Though the issue of school boundaries was back on the board's agenda Monday evening, only about 40 people were in attendance.
One resident of the Amber Fields Subdivision in Aurora said she was there to express her concern about the recommendation to send students from Amber Fields to Wolf's Crossing Elementary School.
She said comments by board and committee members and others that Amber Fields residents all wanted their children to attend one elementary school (Wolf's Crossing) are not correct.
"Amber Fields North as it is referred to now has never been part of the Amber Fields community. Our neighborhood is geographically divided by a wide expanse of land reserved for the 95th Street expansion and the Commonwealth Edison right-of-way," she said.
She noted that Amber Fields North organizes its own events such as block parties and Easter egg hunts.
"The only thing that ties us to the Amber Fields community is our annual homeowner dues," she said.
She noted that she had not seen anything about the boundary recommendation until Feb. 27 and she had attended all the meetings held on the boundaries.
The possible changes in the special education classes resulting from the boundary change would affect one of her children, she added.
A resident of Four Pointes subdivision, also in Aurora, said they were told that the board was considering moving students from either Amber Fields or Four Pointes to Wolf's Crossing Elementary. She asked that the board reconsider making either of these changes. She said neither of them was in the original committee recommendations.
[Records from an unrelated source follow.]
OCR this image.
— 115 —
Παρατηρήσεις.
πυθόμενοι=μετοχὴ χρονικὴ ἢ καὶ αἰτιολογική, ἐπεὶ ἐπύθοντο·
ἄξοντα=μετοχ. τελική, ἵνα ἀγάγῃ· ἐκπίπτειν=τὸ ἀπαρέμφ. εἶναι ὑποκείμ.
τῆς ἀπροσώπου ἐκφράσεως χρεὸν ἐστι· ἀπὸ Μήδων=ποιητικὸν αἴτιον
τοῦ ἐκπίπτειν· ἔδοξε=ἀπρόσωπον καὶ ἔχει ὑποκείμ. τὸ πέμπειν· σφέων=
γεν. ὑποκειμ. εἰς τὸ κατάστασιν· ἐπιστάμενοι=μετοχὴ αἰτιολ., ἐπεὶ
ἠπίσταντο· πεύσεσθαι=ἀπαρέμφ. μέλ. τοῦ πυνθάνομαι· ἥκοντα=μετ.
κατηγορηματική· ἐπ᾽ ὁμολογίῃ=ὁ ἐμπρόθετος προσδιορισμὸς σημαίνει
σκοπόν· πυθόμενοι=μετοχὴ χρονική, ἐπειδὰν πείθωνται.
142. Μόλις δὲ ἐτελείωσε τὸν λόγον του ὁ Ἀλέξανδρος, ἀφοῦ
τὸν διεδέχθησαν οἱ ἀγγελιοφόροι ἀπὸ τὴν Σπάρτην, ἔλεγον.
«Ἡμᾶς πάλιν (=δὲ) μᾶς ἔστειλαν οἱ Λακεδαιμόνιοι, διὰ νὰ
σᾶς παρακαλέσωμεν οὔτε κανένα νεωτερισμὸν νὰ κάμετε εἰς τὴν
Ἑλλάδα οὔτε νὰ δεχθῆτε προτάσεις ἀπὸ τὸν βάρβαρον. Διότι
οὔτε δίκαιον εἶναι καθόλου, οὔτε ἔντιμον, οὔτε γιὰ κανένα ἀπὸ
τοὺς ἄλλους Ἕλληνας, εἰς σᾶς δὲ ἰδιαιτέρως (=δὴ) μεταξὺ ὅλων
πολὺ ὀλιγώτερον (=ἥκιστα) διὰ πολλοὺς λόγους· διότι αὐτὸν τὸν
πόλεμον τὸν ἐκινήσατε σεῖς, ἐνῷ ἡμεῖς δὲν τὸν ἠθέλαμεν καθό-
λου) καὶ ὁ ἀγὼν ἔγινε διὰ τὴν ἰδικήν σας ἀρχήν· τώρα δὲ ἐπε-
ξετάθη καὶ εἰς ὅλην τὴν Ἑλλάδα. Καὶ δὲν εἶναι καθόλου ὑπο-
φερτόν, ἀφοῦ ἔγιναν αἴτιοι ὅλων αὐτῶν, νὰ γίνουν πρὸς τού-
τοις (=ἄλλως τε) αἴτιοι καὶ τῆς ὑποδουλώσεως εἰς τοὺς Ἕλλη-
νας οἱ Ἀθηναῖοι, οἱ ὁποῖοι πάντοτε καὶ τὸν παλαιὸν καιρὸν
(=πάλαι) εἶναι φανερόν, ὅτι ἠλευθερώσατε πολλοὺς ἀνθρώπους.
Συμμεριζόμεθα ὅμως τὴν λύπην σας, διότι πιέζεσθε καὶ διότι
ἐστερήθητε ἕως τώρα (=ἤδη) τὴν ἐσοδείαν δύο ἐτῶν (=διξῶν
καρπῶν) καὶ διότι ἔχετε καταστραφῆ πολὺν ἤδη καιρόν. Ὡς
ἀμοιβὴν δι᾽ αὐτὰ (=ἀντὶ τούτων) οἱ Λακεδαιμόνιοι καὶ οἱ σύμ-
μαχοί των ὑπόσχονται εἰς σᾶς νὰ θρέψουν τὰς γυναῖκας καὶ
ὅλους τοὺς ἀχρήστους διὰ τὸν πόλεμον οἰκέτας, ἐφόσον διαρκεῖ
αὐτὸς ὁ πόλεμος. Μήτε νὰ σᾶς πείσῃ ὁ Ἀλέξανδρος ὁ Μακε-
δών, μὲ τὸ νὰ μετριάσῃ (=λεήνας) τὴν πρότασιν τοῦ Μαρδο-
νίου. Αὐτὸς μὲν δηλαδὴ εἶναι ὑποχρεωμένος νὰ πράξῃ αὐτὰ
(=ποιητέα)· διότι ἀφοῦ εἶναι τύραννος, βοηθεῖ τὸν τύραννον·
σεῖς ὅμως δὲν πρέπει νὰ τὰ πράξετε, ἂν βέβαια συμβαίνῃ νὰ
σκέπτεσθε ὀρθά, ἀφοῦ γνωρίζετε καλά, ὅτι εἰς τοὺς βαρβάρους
But if a move is needed, she said moving Amber Fields North would be the most logical solution.
An Aurora resident who said he represented the Homestead Elementary School community said they have not yet been told why their subdivision is being affected. He said no one talked about the Homestead issue at the last board meeting.
He said the board spent a lot of time talking about Churchill Elementary School and the students in the downtown area of Oswego, but not one minute was spent on debate when they sent more than 300 kids to Murphy Junior High.
Another resident of Amber Fields North subdivision said one of the proposed changes is to move the entire kindergarten class from The Wheatlands to Wolf's Crossing.
"I find it interesting that we often look to your youngest, most impressionable children to bear the brunt of some of these decisions. You've got kindergarteners, spending hour-long bus rides in the morning to go somewhere other than their home school. I find that entirely disconcerting when you consider the fact that they're adjusting more than any other students at that building and not used to the rigor of any sort of academics let along a half a day or full day kindergarten program. Yet, a good portion of their day is spent on a bus just to get there," she said.
Board members, Dr. John Petzke, one of the committee meeting facilitators, Superintendent Dr. Dan O'Donnell, and Christine Nelson, director of district student services, discussed what the residents had said along with other possibilities on how to resolve the problems for more than an hour before acting on a recommendation by Petzke.
"My recommendation would be to leave the boundary vote as it was on Feb. 27 and allow the building administrators some flexibility with programs; so, take no action," Petzke said.
The board concurred and moved to the next agenda item.